CHP'li Tuba Torun ‘dolarla vekil olanlar’ açıklamasıyla ilgili ağız değiştirdi
Abone olEşi CHP İstanbul Milletvekili Aykut Erdoğdu ile birlikte CHP’den istifa eden Tuba Torun, yaşananlardan sonra ilk kez açıklama yaptı. Ses kayıtlarının manipüle edildiğini savunan Torun, ‘dolarla vekil olanlar’ demediğini, ‘yalanla dolanla vekil olanlardan’ söz ettiğini iddia etti.
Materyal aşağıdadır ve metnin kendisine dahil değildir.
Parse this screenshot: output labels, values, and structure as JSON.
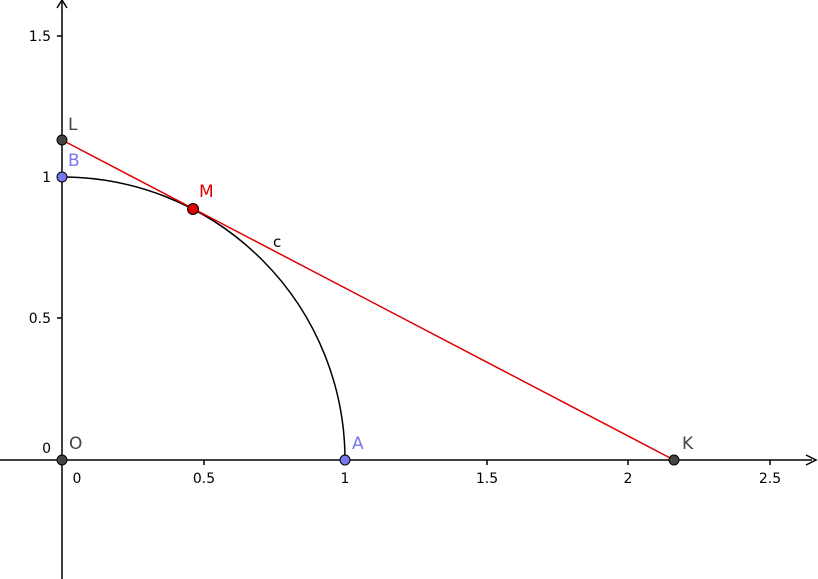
{
  "axes": {
    "x_ticks": [
      "0",
      "0.5",
      "1",
      "1.5",
      "2",
      "2.5"
    ],
    "y_ticks": [
      "0",
      "0.5",
      "1",
      "1.5"
    ]
  },
  "points": [
    {
      "label": "O"
    },
    {
      "label": "A"
    },
    {
      "label": "B"
    },
    {
      "label": "M"
    },
    {
      "label": "L"
    },
    {
      "label": "K"
    }
  ],
  "line_label": "c"
}
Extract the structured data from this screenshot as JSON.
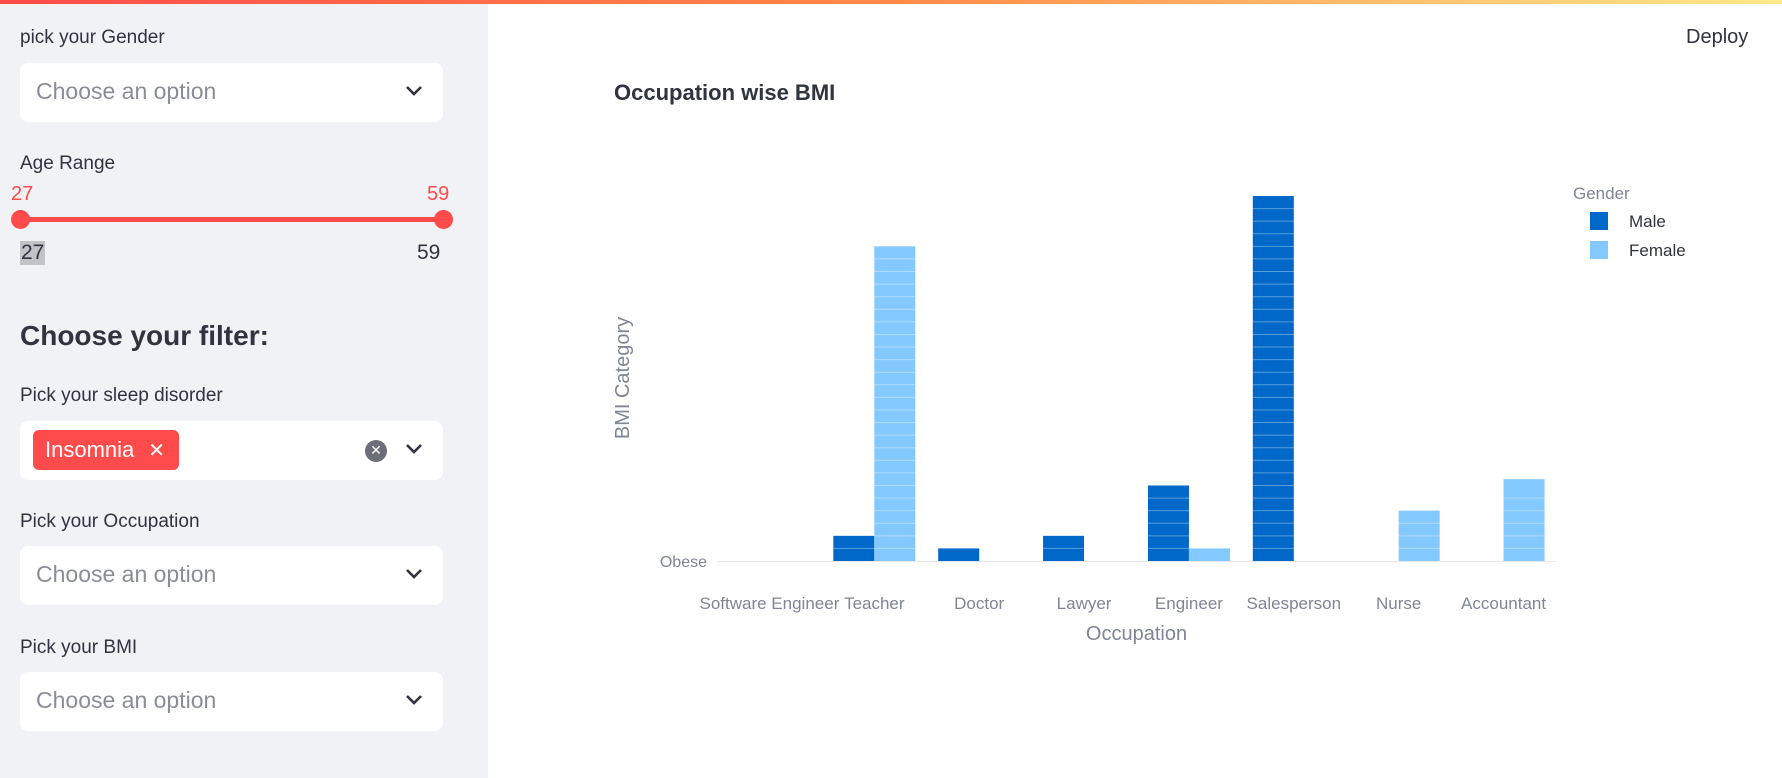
{
  "app": {
    "deploy_label": "Deploy"
  },
  "sidebar": {
    "gender": {
      "label": "pick your Gender",
      "placeholder": "Choose an option"
    },
    "age": {
      "label": "Age Range",
      "min_value": "27",
      "max_value": "59",
      "min_tick": "27",
      "max_tick": "59"
    },
    "filter_heading": "Choose your filter:",
    "sleep": {
      "label": "Pick your sleep disorder",
      "selected_tag": "Insomnia"
    },
    "occupation": {
      "label": "Pick your Occupation",
      "placeholder": "Choose an option"
    },
    "bmi": {
      "label": "Pick your BMI",
      "placeholder": "Choose an option"
    }
  },
  "colors": {
    "accent": "#ff4b4b",
    "male": "#0068c9",
    "female": "#83c9ff"
  },
  "chart_data": {
    "type": "bar",
    "title": "Occupation wise BMI",
    "xlabel": "Occupation",
    "ylabel": "BMI Category",
    "y_tick_labels": [
      "Obese"
    ],
    "legend_title": "Gender",
    "legend_position": "top-right",
    "categories": [
      "Software Engineer",
      "Teacher",
      "Doctor",
      "Lawyer",
      "Engineer",
      "Salesperson",
      "Nurse",
      "Accountant"
    ],
    "series": [
      {
        "name": "Male",
        "color": "#0068c9",
        "values": [
          0,
          2,
          1,
          2,
          6,
          29,
          0,
          0
        ]
      },
      {
        "name": "Female",
        "color": "#83c9ff",
        "values": [
          0,
          25,
          0,
          0,
          1,
          0,
          4,
          6.5
        ]
      }
    ]
  }
}
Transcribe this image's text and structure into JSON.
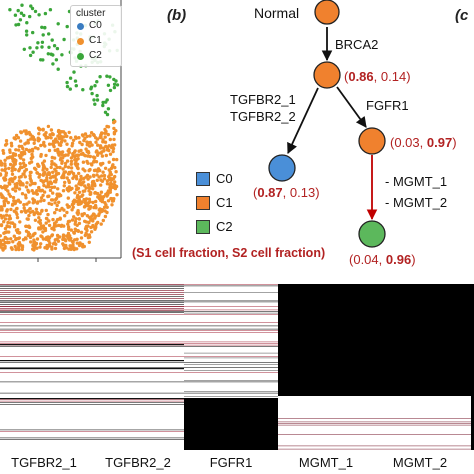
{
  "panels": {
    "b": "(b)",
    "c": "(c"
  },
  "scatter_legend": {
    "title": "cluster",
    "items": [
      {
        "label": "C0",
        "color": "#3a7cc1"
      },
      {
        "label": "C1",
        "color": "#f0912e"
      },
      {
        "label": "C2",
        "color": "#3aa63a"
      }
    ]
  },
  "tree": {
    "root_label": "Normal",
    "edge_root_c1": "BRCA2",
    "edge_c1_c0_line1": "TGFBR2_1",
    "edge_c1_c0_line2": "TGFBR2_2",
    "edge_c1_c1b": "FGFR1",
    "edge_c1b_c2_line1": "- MGMT_1",
    "edge_c1b_c2_line2": "- MGMT_2",
    "fractions": {
      "c1": {
        "s1": "0.86",
        "s2": "0.14",
        "bold": "s1"
      },
      "c1b": {
        "s1": "0.03",
        "s2": "0.97",
        "bold": "s2"
      },
      "c0": {
        "s1": "0.87",
        "s2": "0.13",
        "bold": "s1"
      },
      "c2": {
        "s1": "0.04",
        "s2": "0.96",
        "bold": "s2"
      }
    },
    "node_colors": {
      "orange": "#f0812e",
      "blue": "#4a8fd8",
      "green": "#5cb85c"
    }
  },
  "tree_legend": {
    "items": [
      {
        "label": "C0",
        "color": "#4a8fd8"
      },
      {
        "label": "C1",
        "color": "#f0812e"
      },
      {
        "label": "C2",
        "color": "#5cb85c"
      }
    ],
    "note": "(S1 cell fraction, S2 cell fraction)"
  },
  "heatmap": {
    "columns": [
      "TGFBR2_1",
      "TGFBR2_2",
      "FGFR1",
      "MGMT_1",
      "MGMT_2"
    ]
  }
}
CHP İstanbul Milletvekili Aykut Erdoğdu’nun eski eşiyle olan ses
kayıtlarının sosyal medyaya sızdırılmasının ardından, eşi Erdoğdu
ile birlikte CHP’den istifa eden Tuba Torun, yaşananların ardından
ilk kez konuştu. Tuba Torun’un açıklamalarının tamamı şu
şekilde:
"Eşimin yanındayım, özrünü kabul ettim"
Özel hayatımıza ilişkin suç teşkil eden kayıtların ortaya
çıkmasıyla en az %60’ının bot hesap olduğu yorumlar denizinde canlı
canlı boğulduk. Bu esnada destek olan, anlayan, savunan sayısız
insan da oldu. Öncelikle onlara hepimiz adına çok teşekkür ederim;
çünkü çok kez deneyimledim ki, dünya gemisini nefret saçanların
kirli dilleri değil, aklı başında insanların sessiz kalması
batırıyor. Kayıtların ortaya çıktığı ilk andan itibaren eşimin
yanında oldum. Özrünü kabul ettim.
Sivil ölüme terk edildik"
Siyasetin bunun üzerinden ilerlememesi gerektiğini düşünüyorum. Bu
noktada bir mağduriyet varsa, döktüğü emeğine bu ülke için vermiş
olduğu çabaya suç teşkil eden özel hayata ilişkin kayıtlar
üzerinden ortadan kaldırmaya çalışan kişilerin sorgulanması
gerektiğini düşünüyorum. Ben burada eşimle birlikte hareket etmek
istedim. Ceza hukukunda hapis cezası normalde suç işleyen kişinin
toplumdan dışlanması mantığı üzerine kuruludur ama biz hiçbir suç
işlemedik. Bir nevi sivil ölüme terk edildik.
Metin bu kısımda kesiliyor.